Sha-la, la-la-la-la, live for today!

It’s only been in recent times that opening credits for TV shows seem to matter artistically, at least to me. I never gave them much thought and would often just skip them if that was an option. But queue up a wonderful show like Pachinko, based on the 2017 novel by Min Jin Lee, and it’s no longer automatic. It can be its own tiny moment of genius, and in this case, the near-perfect blend of music, image, and sheer joy.


The song in question, written originally in Italian, but made famous by The Grass Roots, is arguably the quintessential expression of 1960s rebellion in pop music form. One could say it doesn’t have the philosophical heft of a CSNY, Beatles, or Simon and Garfunkel lyric, but it wasn’t going for that. It was trying for something more basic, more “physical,” perhaps. The sound itself is just joyous, the refrain a manifesto and warning of sorts. It’s confident in its call to tune-in, drop out, make love, not war. Now. This moment.

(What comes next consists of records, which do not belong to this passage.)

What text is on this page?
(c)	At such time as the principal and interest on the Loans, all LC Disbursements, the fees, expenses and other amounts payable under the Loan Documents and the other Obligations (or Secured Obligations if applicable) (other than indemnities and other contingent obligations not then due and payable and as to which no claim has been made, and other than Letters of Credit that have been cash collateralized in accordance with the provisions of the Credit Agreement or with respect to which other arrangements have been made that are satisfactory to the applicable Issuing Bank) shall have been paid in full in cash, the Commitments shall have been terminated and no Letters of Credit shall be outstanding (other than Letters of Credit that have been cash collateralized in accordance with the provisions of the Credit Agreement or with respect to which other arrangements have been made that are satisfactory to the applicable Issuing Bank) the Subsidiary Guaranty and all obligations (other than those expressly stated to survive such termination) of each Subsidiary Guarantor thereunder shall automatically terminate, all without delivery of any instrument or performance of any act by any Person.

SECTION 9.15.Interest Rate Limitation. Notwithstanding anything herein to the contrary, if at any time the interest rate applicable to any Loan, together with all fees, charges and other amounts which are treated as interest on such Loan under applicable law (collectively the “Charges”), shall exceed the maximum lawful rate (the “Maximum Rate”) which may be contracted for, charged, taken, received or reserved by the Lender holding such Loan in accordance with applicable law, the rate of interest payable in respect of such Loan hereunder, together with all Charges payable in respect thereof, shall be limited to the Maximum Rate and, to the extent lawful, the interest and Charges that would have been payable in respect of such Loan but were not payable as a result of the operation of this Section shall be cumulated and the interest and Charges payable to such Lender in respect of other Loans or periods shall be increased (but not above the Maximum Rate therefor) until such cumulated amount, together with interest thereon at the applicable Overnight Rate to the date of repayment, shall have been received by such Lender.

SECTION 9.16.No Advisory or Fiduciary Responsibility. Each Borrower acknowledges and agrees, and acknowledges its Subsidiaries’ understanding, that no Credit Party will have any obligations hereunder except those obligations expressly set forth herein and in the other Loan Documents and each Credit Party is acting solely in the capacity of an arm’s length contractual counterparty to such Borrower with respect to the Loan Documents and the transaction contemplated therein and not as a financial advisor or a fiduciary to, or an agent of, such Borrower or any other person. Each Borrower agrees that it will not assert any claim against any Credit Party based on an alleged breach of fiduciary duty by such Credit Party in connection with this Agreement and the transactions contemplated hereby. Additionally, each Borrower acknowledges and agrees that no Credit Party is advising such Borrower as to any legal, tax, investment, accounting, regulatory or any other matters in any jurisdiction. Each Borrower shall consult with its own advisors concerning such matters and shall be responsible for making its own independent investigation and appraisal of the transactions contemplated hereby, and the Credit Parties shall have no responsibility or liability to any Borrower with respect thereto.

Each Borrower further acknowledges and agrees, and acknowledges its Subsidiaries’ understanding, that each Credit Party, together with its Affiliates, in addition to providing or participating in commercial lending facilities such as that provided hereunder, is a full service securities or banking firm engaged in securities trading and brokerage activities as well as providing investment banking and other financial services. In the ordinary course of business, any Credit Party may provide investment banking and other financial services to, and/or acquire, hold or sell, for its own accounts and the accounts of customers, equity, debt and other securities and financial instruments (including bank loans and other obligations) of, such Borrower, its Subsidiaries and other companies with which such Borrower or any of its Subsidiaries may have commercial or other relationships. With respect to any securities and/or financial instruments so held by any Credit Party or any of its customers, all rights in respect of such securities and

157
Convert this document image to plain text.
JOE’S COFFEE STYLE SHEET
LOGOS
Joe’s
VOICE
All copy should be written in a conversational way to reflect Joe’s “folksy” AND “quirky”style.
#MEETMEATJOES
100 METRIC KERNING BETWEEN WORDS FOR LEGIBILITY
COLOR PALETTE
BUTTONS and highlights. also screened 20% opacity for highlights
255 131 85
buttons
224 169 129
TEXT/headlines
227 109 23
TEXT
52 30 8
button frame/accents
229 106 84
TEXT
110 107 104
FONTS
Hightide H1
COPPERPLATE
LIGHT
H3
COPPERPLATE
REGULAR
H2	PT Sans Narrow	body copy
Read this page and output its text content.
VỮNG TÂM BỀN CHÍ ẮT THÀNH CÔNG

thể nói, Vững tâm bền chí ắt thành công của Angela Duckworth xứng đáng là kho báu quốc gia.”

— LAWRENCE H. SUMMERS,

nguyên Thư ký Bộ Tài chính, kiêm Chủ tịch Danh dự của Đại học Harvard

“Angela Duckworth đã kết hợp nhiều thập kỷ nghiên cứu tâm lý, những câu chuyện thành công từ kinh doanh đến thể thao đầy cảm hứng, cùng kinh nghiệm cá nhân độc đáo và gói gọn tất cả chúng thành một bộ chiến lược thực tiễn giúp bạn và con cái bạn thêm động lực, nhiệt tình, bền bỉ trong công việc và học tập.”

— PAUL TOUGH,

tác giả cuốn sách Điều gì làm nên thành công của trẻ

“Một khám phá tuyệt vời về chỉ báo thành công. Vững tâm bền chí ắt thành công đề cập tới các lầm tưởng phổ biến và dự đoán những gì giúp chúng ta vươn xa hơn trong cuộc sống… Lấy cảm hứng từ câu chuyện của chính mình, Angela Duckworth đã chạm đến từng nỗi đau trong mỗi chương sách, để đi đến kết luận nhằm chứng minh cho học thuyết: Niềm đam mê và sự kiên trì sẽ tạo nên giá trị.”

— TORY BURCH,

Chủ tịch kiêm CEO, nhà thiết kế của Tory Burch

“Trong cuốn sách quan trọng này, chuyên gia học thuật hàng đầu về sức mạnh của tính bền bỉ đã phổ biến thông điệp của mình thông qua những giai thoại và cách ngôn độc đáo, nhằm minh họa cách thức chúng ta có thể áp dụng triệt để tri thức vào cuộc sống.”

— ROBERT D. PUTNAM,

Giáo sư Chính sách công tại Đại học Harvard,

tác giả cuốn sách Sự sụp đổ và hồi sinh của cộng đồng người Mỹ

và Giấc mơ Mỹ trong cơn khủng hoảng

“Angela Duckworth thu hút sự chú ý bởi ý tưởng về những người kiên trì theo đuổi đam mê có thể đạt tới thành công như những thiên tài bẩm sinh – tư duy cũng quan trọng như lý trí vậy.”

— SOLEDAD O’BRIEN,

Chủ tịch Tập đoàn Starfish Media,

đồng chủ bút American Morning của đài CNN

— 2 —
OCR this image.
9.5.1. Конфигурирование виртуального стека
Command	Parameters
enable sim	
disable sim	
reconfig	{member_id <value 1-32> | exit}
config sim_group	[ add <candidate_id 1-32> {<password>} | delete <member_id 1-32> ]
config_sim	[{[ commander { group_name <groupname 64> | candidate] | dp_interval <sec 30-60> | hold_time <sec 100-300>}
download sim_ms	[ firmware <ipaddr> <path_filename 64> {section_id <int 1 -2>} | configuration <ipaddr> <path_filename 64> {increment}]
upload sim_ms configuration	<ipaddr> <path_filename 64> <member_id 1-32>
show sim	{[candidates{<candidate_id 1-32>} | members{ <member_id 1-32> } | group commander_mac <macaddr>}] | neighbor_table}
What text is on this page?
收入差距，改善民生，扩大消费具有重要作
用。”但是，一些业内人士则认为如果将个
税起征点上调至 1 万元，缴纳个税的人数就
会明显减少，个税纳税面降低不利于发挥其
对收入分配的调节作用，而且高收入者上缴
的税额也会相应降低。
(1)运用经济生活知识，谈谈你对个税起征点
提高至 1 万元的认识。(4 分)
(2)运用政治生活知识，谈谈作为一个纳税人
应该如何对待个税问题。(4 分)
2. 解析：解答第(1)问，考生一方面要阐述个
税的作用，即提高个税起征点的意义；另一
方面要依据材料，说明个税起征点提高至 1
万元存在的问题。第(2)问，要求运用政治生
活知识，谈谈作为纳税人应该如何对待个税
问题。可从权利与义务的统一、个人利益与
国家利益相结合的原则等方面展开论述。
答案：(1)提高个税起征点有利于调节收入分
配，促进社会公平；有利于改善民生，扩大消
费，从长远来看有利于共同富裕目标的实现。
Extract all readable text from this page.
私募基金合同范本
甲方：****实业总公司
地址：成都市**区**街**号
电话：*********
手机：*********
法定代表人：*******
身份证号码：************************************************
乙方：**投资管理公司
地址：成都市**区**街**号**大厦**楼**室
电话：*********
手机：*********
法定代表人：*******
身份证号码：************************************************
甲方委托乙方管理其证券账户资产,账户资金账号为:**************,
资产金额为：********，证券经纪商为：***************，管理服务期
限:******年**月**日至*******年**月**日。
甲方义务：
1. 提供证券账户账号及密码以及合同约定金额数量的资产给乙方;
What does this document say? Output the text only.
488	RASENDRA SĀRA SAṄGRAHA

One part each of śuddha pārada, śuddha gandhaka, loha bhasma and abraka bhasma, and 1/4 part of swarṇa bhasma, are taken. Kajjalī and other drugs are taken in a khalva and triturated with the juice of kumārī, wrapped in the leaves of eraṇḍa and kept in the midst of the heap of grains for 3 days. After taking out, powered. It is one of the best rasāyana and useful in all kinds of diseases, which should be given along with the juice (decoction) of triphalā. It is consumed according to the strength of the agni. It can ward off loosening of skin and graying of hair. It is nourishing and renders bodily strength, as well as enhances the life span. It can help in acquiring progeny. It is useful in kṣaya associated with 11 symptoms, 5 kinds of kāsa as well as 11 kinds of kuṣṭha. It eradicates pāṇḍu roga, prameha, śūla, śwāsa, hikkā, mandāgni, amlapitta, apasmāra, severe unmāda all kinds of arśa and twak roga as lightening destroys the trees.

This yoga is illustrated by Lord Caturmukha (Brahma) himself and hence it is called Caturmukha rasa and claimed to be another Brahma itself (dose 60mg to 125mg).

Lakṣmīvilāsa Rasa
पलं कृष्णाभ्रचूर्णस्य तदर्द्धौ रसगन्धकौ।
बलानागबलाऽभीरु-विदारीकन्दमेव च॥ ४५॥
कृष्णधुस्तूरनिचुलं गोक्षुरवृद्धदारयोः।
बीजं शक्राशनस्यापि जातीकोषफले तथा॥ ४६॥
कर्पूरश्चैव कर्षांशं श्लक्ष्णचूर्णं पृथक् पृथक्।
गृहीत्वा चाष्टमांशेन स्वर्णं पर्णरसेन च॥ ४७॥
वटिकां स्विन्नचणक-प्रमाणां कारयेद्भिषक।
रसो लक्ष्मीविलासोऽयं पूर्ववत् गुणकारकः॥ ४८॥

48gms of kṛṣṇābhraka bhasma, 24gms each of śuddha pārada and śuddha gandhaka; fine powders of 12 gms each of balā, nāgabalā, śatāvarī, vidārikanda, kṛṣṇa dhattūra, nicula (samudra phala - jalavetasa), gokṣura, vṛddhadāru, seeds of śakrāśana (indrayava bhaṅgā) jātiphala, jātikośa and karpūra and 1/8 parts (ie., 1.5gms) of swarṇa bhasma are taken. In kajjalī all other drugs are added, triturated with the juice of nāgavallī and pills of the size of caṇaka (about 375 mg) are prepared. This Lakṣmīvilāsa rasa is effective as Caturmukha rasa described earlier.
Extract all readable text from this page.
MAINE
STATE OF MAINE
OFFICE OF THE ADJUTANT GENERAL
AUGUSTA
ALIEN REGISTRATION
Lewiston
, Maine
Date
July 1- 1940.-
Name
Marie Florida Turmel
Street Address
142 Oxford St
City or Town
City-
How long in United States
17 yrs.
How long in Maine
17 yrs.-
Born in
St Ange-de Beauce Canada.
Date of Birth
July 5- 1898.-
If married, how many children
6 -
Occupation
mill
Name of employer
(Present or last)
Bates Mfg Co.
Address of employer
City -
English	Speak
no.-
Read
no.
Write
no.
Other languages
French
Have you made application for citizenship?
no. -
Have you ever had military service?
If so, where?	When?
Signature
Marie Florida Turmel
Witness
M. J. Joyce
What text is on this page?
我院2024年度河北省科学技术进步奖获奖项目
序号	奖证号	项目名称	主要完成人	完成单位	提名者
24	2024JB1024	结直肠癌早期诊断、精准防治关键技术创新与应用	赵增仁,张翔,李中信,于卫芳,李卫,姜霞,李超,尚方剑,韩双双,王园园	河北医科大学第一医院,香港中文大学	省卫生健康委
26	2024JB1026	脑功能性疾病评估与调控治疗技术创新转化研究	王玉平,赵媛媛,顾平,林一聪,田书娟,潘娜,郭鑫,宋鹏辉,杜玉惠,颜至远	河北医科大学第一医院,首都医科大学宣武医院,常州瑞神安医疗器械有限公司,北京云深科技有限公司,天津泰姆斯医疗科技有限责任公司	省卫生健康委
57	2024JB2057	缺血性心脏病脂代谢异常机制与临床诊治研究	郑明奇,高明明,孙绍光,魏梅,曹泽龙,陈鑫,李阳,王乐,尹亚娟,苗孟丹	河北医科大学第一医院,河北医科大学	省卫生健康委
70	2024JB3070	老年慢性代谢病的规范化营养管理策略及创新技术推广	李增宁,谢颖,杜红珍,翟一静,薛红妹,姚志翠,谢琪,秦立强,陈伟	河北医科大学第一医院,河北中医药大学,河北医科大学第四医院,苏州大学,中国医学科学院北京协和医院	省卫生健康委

It’s among the most exuberant, anarchic responses to the world of “plastic people” the young saw all around them in the 1960s, and would have fit in well on the soundtrack of The Graduate too.

That battle for the young, and young at heart, of course, is timeless and knows no country.

I’m a couple of episodes from finishing the Apple TV+ series, and it’s beautifully made and consistently moving. Makes me want to read the novel, and study the tragic history of Japan’s annexation of Korea in 1910. Empire? What is it good for? Absolutely nothing, say it again!